Anifrolumab – A monoclonal antibody targeting type I interferon receptor, blocking interferon-mediated immune activation.

• Mechanism: Suppresses interferon-driven inflammation, reducing disease flares and organ damage.
• Indications: Recently listed on the Pharmaceutical Benefits Scheme (PBS) in Australia for moderate to severe SLE, providing affordable access for eligible patients.

Rituximab  – A monoclonal antibody targeting CD20 on B cells, leading to B-cell depletion.

• Mechanism: Reduces autoantibody-producing B cells, dampening immune-mediated tissue damage.
• Indications: Used in refractory lupus nephritis and severe SLE manifestations, particularly in patients who fail conventional therapy.

Clinical considerations in Australia

Biologic therapies are not first-line treatments for SLE but are considered in patients with persistent disease activity despite conventional immunosuppressants. Access to biologics in Australia is regulated through the PBS, ensuring affordability for eligible patients.

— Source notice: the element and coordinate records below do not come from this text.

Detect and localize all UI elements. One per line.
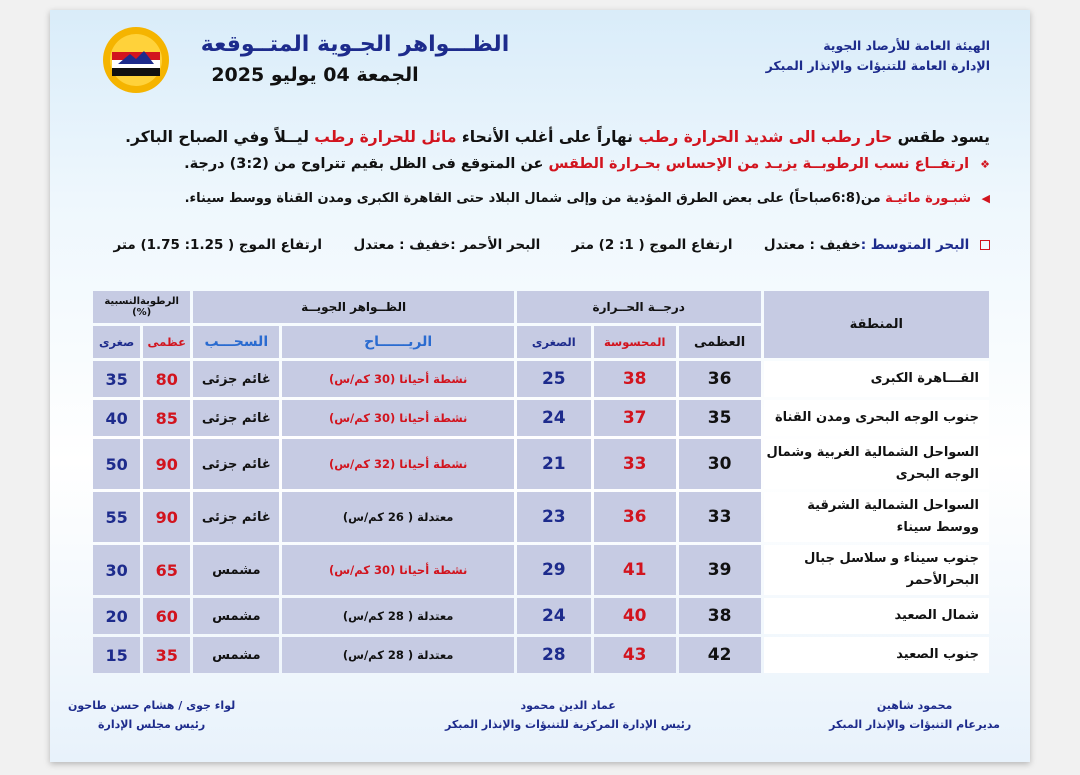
feels-temp-cell: 41	[594, 545, 676, 595]
max-temp-cell: 36	[679, 361, 761, 397]
header-hum-min: صغرى	[93, 326, 140, 358]
wind-cell: معتدلة ( 28 كم/س)	[282, 637, 514, 673]
max-temp-cell: 35	[679, 400, 761, 436]
humidity-min-cell: 15	[93, 637, 140, 673]
min-temp-cell: 25	[517, 361, 591, 397]
humidity-max-cell: 85	[143, 400, 190, 436]
signer-name: لواء جوى / هشام حسن طاحون	[68, 699, 236, 712]
signature-right	[829, 696, 1000, 734]
signer-title: مديرعام التنبؤات والإنذار المبكر	[829, 718, 1000, 731]
clouds-cell: غائم جزئى	[193, 361, 279, 397]
max-temp-cell: 38	[679, 598, 761, 634]
feels-temp-cell: 43	[594, 637, 676, 673]
clouds-cell: مشمس	[193, 637, 279, 673]
min-temp-cell: 28	[517, 637, 591, 673]
humidity-min-cell: 30	[93, 545, 140, 595]
red-sea-state: خفيف : معتدل	[353, 237, 451, 253]
humidity-min-cell: 35	[93, 361, 140, 397]
header-region: المنطقة	[764, 291, 989, 358]
wind-cell: نشطة أحيانا (30 كم/س)	[282, 545, 514, 595]
min-temp-cell: 29	[517, 545, 591, 595]
clouds-cell: غائم جزئى	[193, 492, 279, 542]
feels-temp-cell: 40	[594, 598, 676, 634]
humidity-max-cell: 90	[143, 492, 190, 542]
wind-cell: نشطة أحيانا (30 كم/س)	[282, 361, 514, 397]
min-temp-cell: 23	[517, 492, 591, 542]
region-cell: جنوب الصعيد	[764, 637, 989, 673]
signature-left	[68, 696, 235, 734]
forecast-summary: يسود طقس حار رطب الى شديد الحرارة رطب نهاراً على أغلب الأنحاء مائل للحرارة رطب ليــلاً وفي الصباح الباكر.	[125, 128, 990, 146]
med-sea-state: خفيف : معتدل	[763, 237, 861, 253]
header-min: الصغرى	[517, 326, 591, 358]
humidity-min-cell: 50	[93, 439, 140, 489]
feels-temp-cell: 38	[594, 361, 676, 397]
table-row	[93, 361, 989, 397]
region-cell: جنوب سيناء و سلاسل جبال البحرالأحمر	[764, 545, 989, 595]
organization-header	[766, 36, 990, 76]
wind-cell: نشطة أحيانا (32 كم/س)	[282, 439, 514, 489]
region-cell: شمال الصعيد	[764, 598, 989, 634]
header-weather: الظــواهر الجويــة	[193, 291, 514, 323]
humidity-note: ❖ ارتفــاع نسب الرطوبــة يزيـد من الإحساس بحـرارة الطقس عن المتوقع فى الظل بقيم تتراوح من (3:2) درجة.	[184, 156, 990, 172]
region-cell: القـــاهرة الكبرى	[764, 361, 989, 397]
header-temperature: درجــة الحــرارة	[517, 291, 761, 323]
clouds-cell: غائم جزئى	[193, 439, 279, 489]
page-title: الظـــواهر الجـوية المتــوقعة	[200, 32, 510, 57]
feels-temp-cell: 37	[594, 400, 676, 436]
signer-name: عماد الدين محمود	[520, 699, 616, 712]
signer-name: محمود شاهين	[876, 699, 953, 712]
min-temp-cell: 21	[517, 439, 591, 489]
table-row	[93, 637, 989, 673]
header-feels: المحسوسة	[594, 326, 676, 358]
header-humidity: الرطوبةالنسبية (%)	[93, 291, 190, 323]
max-temp-cell: 39	[679, 545, 761, 595]
max-temp-cell: 33	[679, 492, 761, 542]
min-temp-cell: 24	[517, 598, 591, 634]
signer-title: رئيس الإدارة المركزية للتنبؤات والإنذار المبكر	[445, 718, 692, 731]
table-row	[93, 439, 989, 489]
humidity-max-cell: 35	[143, 637, 190, 673]
header-hum-max: عظمى	[143, 326, 190, 358]
org-name: الهيئة العامة للأرصاد الجوية	[823, 38, 990, 53]
header-max: العظمى	[679, 326, 761, 358]
table-row	[93, 400, 989, 436]
table-row	[93, 598, 989, 634]
feels-temp-cell: 36	[594, 492, 676, 542]
min-temp-cell: 24	[517, 400, 591, 436]
clouds-cell: مشمس	[193, 545, 279, 595]
humidity-min-cell: 55	[93, 492, 140, 542]
humidity-max-cell: 65	[143, 545, 190, 595]
humidity-max-cell: 90	[143, 439, 190, 489]
feels-temp-cell: 33	[594, 439, 676, 489]
signature-middle	[445, 696, 691, 734]
header-clouds: السحـــب	[193, 326, 279, 358]
med-sea-wave: ارتفاع الموج ( 1: 2) متر	[571, 237, 733, 253]
forecast-date: الجمعة 04 يوليو 2025	[211, 64, 419, 86]
max-temp-cell: 42	[679, 637, 761, 673]
humidity-max-cell: 80	[143, 361, 190, 397]
clouds-cell: مشمس	[193, 598, 279, 634]
med-sea-name: البحر المتوسط :	[860, 237, 970, 253]
forecast-sheet	[50, 10, 1030, 762]
humidity-max-cell: 60	[143, 598, 190, 634]
red-sea-name: البحر الأحمر :	[450, 237, 541, 253]
wind-cell: نشطة أحيانا (30 كم/س)	[282, 400, 514, 436]
signer-title: رئيس مجلس الإدارة	[98, 718, 206, 731]
square-bullet-icon	[980, 240, 990, 250]
clouds-cell: غائم جزئى	[193, 400, 279, 436]
red-sea-wave: ارتفاع الموج ( 1.25: 1.75) متر	[113, 237, 323, 253]
forecast-table	[90, 288, 992, 676]
sea-state	[113, 237, 990, 253]
wind-cell: معتدلة ( 26 كم/س)	[282, 492, 514, 542]
table-row	[93, 492, 989, 542]
diamond-bullet-icon: ❖	[980, 158, 990, 171]
region-cell: السواحل الشمالية الشرقية ووسط سيناء	[764, 492, 989, 542]
region-cell: جنوب الوجه البحرى ومدن القناة	[764, 400, 989, 436]
humidity-min-cell: 40	[93, 400, 140, 436]
max-temp-cell: 30	[679, 439, 761, 489]
org-department: الإدارة العامة للتنبؤات والإنذار المبكر	[765, 58, 990, 73]
arrow-bullet-icon: ◀	[981, 192, 990, 205]
fog-note: ◀ شبـورة مائيـة من(6:8صباحاً) على بعض الطرق المؤدية من وإلى شمال البلاد حتى القاهرة الكبرى ومدن القناة ووسط سيناء.	[184, 191, 990, 206]
region-cell: السواحل الشمالية الغربية وشمال الوجه البحرى	[764, 439, 989, 489]
table-row	[93, 545, 989, 595]
humidity-min-cell: 20	[93, 598, 140, 634]
header-wind: الريــــــاح	[282, 326, 514, 358]
wind-cell: معتدلة ( 28 كم/س)	[282, 598, 514, 634]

• Patient selection: Biologics are typically reserved for patients with high disease activity, particularly those with lupus nephritis, refractory arthritis, or severe cutaneous involvement.
• Combination therapy: Biologics are often used alongside hydroxychloroquine and corticosteroids, allowing for steroid-sparing effects and improved long-term disease control.
• Safety considerations: Patients receiving biologics require regular monitoring for infections, infusion reactions, and potential adverse effects.

Future directions

Ongoing research is exploring next-generation biologics, including JAK inhibitors and complement-targeting therapies, which may further refine SLE management. Advances in personalised medicine aim to tailor biologic selection based on biomarkers and individual disease profiles, optimising treatment outcomes.

Conclusion

The pathophysiology of SLE is multifaceted, involving genetic susceptibility, immune dysregulation, and environmental triggers. Advances in understanding these mechanisms have led to targeted therapies, such as biologics that modulate B-cell activity and cytokine signalling. Continued research is essential to refine treatment strategies and improve patient outcomes.